Наступил день отъезда – день раздумий. Тяжело закончился этот год для Мышецкого – тяжело и для России. Демонстрация на Невском и в Москве (тоже подавленная Святополк-Мирским), постыдная сдача врагу Порт-Артура бахвалом Стесселем – все это лишь наружные факты, хорошо заметные каждому обывателю. Однако были еще и подспудные самовзрывающиеся признаки, которые оставались известны только посвященным в тайны цифр. И князь Мышецкий, влюбленный в статистику, как шулер в карты, подбил на прощание знаменательный итог:
Истощение земли продолжается, война «обезмужичила» деревни, отняла у дворов главную силу… Государственный долг России, запутавшейся в займах, составляет уже 6 миллиардов 652 миллиона рублей… Картошки деревня стала сеять на 78 процентов больше, чем в другие годы (явный признак голода и обнищания)… Россия выпила в этом прошедшем году 71 миллион ведер водки – всего на 300 тысяч ведер меньше, нежели в предвоенном 1903 году (и это при запрете на крепкие напитки!). И наконец, простой подсчет показал, что навозных удобрений клади на свои поля и крестьяне и помещики поровну: значит, культура агротехники еще не затронула ни мужичьего хозяйства, ни дворянской латифундии… Скверно!

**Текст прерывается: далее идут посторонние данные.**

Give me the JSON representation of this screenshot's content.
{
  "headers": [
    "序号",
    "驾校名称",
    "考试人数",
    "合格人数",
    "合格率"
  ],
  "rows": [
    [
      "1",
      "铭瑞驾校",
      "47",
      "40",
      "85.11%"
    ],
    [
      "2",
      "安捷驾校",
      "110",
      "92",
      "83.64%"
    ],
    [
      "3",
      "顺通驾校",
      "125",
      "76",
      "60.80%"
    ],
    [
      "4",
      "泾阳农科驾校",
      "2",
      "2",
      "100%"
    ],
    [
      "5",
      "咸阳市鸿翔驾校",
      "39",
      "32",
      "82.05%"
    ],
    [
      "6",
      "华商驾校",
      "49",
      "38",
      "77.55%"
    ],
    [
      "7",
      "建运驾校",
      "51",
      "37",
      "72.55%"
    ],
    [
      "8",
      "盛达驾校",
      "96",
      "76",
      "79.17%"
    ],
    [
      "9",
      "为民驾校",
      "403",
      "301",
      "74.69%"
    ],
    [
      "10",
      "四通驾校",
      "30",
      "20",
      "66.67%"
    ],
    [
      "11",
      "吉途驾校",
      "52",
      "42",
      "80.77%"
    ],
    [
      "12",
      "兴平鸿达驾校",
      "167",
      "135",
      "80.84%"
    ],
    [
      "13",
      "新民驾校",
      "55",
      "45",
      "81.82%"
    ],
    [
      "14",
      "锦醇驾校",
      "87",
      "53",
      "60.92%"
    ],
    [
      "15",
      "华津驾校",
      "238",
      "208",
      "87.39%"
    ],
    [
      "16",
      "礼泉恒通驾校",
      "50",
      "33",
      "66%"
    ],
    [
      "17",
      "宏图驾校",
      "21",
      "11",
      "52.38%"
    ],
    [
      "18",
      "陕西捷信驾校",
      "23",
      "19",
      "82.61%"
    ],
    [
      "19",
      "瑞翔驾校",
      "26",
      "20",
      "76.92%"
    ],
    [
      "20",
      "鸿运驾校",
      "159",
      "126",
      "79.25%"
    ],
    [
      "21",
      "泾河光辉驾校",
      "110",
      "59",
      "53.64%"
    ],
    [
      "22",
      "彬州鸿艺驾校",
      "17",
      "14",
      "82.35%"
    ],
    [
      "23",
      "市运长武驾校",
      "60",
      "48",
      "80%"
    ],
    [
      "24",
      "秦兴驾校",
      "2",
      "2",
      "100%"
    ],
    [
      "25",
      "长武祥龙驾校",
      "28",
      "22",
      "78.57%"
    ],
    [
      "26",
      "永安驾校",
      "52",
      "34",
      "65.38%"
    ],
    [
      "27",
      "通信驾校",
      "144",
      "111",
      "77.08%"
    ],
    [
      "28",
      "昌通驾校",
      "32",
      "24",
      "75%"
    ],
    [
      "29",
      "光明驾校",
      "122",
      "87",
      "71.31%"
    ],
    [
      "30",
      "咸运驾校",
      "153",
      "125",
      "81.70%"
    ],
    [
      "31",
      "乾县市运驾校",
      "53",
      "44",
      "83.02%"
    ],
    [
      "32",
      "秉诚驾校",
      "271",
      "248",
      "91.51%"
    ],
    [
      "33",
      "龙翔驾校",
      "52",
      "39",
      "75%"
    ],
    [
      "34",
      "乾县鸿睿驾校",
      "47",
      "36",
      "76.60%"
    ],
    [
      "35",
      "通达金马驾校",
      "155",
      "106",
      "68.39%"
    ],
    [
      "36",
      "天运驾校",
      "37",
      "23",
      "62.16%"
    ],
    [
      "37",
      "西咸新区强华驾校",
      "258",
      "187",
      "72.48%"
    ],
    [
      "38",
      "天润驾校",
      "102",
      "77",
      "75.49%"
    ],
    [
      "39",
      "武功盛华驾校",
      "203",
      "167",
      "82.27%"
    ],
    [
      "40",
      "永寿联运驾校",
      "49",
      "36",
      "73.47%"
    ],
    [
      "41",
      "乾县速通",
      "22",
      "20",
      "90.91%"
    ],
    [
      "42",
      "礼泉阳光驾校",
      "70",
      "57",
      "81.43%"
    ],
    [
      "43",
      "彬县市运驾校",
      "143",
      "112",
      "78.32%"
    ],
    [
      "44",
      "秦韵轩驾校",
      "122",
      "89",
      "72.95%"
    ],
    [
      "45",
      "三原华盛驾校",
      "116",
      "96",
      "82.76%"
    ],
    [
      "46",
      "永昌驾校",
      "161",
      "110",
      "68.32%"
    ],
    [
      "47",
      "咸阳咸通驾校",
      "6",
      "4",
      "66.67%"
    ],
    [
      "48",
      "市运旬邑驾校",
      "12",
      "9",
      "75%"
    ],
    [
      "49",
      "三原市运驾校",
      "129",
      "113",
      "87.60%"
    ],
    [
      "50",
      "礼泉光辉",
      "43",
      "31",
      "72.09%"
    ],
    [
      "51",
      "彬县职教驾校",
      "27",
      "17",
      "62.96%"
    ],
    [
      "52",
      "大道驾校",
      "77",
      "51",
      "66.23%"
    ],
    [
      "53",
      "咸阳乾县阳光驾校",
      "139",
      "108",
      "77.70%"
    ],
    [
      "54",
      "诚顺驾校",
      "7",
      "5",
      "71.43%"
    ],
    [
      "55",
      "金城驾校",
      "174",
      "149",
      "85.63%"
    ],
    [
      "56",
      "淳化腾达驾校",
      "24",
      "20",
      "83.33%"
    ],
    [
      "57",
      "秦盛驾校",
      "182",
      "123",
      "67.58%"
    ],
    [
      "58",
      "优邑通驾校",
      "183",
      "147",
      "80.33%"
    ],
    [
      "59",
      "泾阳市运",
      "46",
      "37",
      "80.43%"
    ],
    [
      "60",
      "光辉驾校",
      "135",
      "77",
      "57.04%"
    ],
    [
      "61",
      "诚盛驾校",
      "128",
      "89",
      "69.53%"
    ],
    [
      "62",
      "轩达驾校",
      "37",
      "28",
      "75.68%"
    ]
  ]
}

Тягостное настроение немного поправилось, когда князь садился в коляску, чтобы ехать уже на вокзал. Но тут к нему подбежал запыхавшийся человек – в распахнутой шубе, фуражка инженеров морского ведомства сбилась на затылок.

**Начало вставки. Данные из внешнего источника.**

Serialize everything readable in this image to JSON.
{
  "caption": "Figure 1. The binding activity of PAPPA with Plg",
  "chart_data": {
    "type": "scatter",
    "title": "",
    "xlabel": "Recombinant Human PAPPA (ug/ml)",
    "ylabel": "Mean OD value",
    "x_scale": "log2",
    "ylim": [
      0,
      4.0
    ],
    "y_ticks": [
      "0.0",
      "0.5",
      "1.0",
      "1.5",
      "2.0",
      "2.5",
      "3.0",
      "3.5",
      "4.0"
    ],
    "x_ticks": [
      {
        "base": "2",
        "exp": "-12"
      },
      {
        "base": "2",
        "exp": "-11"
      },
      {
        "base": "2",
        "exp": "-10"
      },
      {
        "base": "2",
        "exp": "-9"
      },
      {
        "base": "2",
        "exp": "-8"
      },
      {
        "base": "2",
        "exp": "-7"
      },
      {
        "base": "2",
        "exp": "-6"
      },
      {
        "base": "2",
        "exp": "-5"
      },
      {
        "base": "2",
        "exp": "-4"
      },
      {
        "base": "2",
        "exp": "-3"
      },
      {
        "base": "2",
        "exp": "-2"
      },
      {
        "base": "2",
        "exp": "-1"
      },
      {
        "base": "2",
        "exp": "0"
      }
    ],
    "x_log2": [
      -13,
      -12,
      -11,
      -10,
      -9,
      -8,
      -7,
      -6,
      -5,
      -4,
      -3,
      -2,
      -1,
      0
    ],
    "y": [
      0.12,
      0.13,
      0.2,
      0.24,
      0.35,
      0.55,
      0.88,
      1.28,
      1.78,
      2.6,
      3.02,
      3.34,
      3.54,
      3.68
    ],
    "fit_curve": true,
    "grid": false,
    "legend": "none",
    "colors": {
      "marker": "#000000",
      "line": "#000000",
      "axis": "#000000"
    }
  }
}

– Сударь, – закричал он, – прошу, уступите мне!
– Помилуйте, – ответил Мышецкий, – у меня поезд, я спешу. А что у вас? Несчастье?
Инженер уже вскочил на подножку, от него пахло пивом:
– На Путиловском начались волнения рабочих! Гони!..

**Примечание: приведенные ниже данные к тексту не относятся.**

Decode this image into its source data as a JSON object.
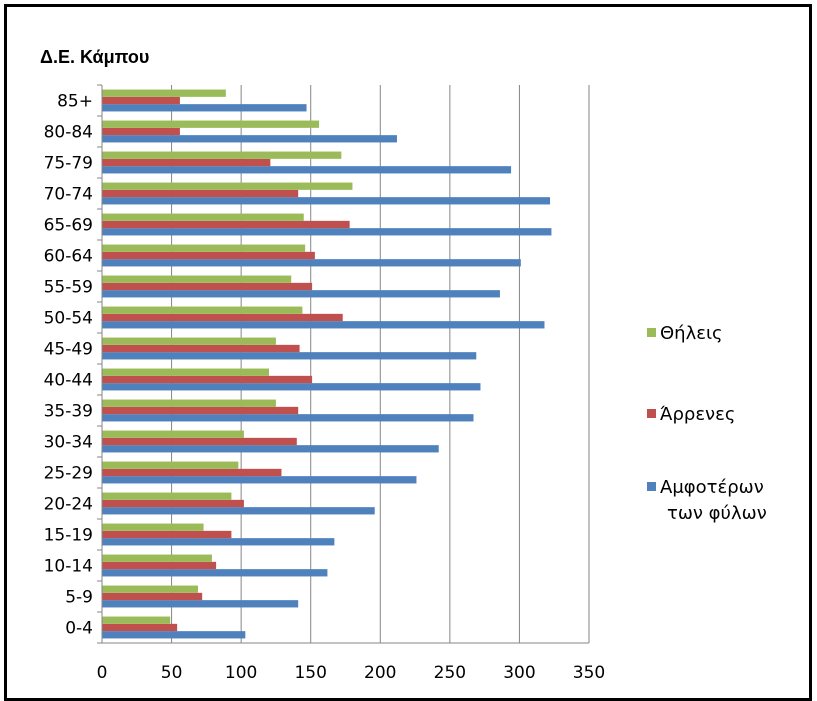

Сергей Яковлевич вспомнил Мариенгоф и старика Мусселиуса. Как он говорил тогда? «Один гудок Путиловского завода сейчас может определить судьбу России…» – кажется, так говорил он. И это сообщение о стачке рабочих было той красной чертой, под которой Мышецкий – тут же, в коляске, – подвел итог минувшего года. «Что-то принесет новый?..»
Вагоны класса «люкс» благоухали лавандой, плюшевые диваны крепко пропитались одеколоном. Внизу, под грохочущим мостом, клубясь морозным паром, тягуче протек Обводный канал. Слева остались казармы лейб-гвардии казачьего полка – главного поставщика «трубачей» для князя Мещерского.
Впрочем, ничто не ущемляло сейчас души. Было даже как-то весело. Прямо с насыпи, под окном вагона, катились на самодельных коньках, сделанных из лошадиного ребра, окраинные мальчишки. «Дети, дети! Что-то ждет вас впереди?» И дымили в отдалении трубы; где-то там, неслышная отсюда, на всю Россию мощно ревет сейчас труба путиловцев.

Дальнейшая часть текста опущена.